Exercises to Avoid During Pregnancy
It is true that the unborn baby is surrounded by its sac of amniotic fluid and protected by the firm muscles of the uterus. He is also cushioned among several organs, muscles and the body itself. However, be mindful that pregnancy is a delicate state and it is therefore unwise to engage in physical activities that could harm the developing fetus and you. There are certain exercises that should not be done during pregnancy. Avoid any activity that requires you to hold your breath or that causes you to be out of breath. Stay away also from activities where you are likely to fall including skiing, horseback riding, and gymnastics.
You put yourself in danger also if you engage in jumping, hopping, skipping, or bouncing.. Contact sports such as hockey, soccer and basketball could cause others to crash heavily into you. Avoid exercises which require you to do waist twisting movements. Neither should you engage in deep knee bends, full sit-ups, double leg raises nor straight-leg toe touches. Furthermore, you should not engage in exercises where you have to lie on your back for more than 3 minutes, especially after you have entered the second trimester.
Exercising With Care
Try not to exercise in hot, humid temperatures. Wear loosely fitting clothes that will allow air to pass through to your body. Wear proper shoes that will spread your weight and prevent you from injury. At the same time, exercise on a flat surface to prevent toppling over. Exercise at least one hour after eating and ensure that you consume enough calories to support both the exercise program and the pregnancy.

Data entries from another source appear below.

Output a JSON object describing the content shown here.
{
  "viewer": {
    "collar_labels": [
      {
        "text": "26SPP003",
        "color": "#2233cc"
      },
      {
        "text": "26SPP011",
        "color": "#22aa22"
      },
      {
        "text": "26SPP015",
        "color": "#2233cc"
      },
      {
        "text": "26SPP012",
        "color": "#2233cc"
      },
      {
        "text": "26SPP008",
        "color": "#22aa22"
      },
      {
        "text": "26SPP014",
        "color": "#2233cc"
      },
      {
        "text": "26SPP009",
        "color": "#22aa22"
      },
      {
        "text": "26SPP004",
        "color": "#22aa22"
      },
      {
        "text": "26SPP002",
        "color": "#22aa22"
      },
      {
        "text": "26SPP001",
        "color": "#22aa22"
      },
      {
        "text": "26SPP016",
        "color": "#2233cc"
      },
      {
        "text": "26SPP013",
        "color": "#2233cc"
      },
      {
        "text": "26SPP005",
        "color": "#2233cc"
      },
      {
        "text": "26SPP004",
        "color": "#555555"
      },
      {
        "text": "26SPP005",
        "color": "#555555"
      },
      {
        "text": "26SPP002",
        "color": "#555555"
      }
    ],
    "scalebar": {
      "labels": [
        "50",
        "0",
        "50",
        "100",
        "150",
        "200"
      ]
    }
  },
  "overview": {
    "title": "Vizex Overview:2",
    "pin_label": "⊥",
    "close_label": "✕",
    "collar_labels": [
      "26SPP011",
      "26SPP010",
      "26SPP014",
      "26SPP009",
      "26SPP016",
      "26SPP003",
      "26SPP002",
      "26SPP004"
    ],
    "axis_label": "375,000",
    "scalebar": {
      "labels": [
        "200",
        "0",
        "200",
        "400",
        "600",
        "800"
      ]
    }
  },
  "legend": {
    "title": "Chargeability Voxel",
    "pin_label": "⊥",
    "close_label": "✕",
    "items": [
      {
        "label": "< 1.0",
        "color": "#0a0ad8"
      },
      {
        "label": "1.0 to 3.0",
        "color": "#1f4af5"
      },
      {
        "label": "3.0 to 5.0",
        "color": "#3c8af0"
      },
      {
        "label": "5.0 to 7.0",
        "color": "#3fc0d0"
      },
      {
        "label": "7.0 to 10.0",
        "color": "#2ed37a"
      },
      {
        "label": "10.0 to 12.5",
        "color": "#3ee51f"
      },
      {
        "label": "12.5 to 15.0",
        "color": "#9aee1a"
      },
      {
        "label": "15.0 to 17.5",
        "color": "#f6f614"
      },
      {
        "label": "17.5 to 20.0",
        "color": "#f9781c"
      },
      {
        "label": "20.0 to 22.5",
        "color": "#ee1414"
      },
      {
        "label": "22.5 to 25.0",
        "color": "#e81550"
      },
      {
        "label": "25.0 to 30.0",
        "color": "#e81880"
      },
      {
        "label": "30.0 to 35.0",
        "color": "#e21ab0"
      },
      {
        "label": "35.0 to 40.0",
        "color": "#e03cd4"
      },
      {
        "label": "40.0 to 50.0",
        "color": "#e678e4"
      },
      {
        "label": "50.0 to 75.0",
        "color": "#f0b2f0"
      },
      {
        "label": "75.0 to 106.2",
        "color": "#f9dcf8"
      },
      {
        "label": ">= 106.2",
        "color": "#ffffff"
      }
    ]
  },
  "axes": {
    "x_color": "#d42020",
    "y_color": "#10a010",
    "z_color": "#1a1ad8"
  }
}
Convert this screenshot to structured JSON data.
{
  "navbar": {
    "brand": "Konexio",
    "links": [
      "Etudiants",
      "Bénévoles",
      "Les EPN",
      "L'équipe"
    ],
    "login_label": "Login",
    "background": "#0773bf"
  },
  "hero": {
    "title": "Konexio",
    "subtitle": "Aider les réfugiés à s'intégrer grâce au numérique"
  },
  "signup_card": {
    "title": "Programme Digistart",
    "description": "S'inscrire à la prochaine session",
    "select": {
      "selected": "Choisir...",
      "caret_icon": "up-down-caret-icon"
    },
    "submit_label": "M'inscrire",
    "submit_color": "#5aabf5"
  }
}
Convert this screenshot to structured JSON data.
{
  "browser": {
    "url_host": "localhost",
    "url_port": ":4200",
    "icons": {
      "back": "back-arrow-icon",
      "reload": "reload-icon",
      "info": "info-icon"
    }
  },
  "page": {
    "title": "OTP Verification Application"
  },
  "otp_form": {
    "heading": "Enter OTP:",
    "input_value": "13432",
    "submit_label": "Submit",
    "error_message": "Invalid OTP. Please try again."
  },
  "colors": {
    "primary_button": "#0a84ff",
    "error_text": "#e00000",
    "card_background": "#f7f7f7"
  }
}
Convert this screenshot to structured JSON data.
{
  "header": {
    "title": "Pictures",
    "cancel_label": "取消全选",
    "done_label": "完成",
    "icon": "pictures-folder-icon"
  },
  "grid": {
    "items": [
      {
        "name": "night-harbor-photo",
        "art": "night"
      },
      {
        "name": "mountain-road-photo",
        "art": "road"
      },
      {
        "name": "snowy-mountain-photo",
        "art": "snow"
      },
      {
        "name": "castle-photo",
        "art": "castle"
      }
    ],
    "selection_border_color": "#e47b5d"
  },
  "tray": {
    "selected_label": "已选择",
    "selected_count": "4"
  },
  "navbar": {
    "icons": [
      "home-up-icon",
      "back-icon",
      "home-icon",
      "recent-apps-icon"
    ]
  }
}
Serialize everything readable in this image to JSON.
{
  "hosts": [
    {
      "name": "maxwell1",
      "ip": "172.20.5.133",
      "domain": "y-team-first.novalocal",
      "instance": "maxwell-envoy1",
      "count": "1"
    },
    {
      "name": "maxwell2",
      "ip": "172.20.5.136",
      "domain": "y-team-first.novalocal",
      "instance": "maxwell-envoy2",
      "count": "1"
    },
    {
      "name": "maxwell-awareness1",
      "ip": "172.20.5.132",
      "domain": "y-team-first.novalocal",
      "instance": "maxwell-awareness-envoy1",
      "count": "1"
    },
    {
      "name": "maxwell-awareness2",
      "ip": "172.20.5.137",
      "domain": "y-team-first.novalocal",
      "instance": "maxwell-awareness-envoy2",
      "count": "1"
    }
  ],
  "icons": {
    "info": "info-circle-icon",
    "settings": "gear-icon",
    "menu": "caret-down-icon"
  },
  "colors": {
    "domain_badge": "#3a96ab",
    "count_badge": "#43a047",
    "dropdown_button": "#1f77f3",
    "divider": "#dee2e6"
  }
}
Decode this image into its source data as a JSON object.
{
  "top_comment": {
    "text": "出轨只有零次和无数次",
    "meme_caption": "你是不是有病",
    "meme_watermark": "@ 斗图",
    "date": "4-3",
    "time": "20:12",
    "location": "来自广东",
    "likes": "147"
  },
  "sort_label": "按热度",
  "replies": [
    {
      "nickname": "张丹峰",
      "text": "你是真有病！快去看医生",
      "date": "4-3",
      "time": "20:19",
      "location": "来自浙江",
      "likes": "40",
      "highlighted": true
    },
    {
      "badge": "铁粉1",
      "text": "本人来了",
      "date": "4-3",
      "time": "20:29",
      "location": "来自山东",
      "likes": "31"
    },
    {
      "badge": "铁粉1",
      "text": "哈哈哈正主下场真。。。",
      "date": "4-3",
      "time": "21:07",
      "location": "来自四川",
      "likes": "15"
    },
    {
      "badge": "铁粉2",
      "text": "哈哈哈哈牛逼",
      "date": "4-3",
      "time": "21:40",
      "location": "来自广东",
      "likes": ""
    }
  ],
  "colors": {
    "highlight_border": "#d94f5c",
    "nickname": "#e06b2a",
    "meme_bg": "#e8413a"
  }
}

Drink plenty of water before, during and after exercising. Get up slowly after doing floor exercises to prevent dizziness. Observe how your body is responding to the exercise and stop the activity immediately if there is spotting, bleeding, or fluid coming from the vagina. Do not continue the activity also if there is dizziness, shortness of breath, chest pain, uneven or rapid heartbeat, or contraction in the uterus even after you’ve rested. Consult your doctor immediately if any problem arises.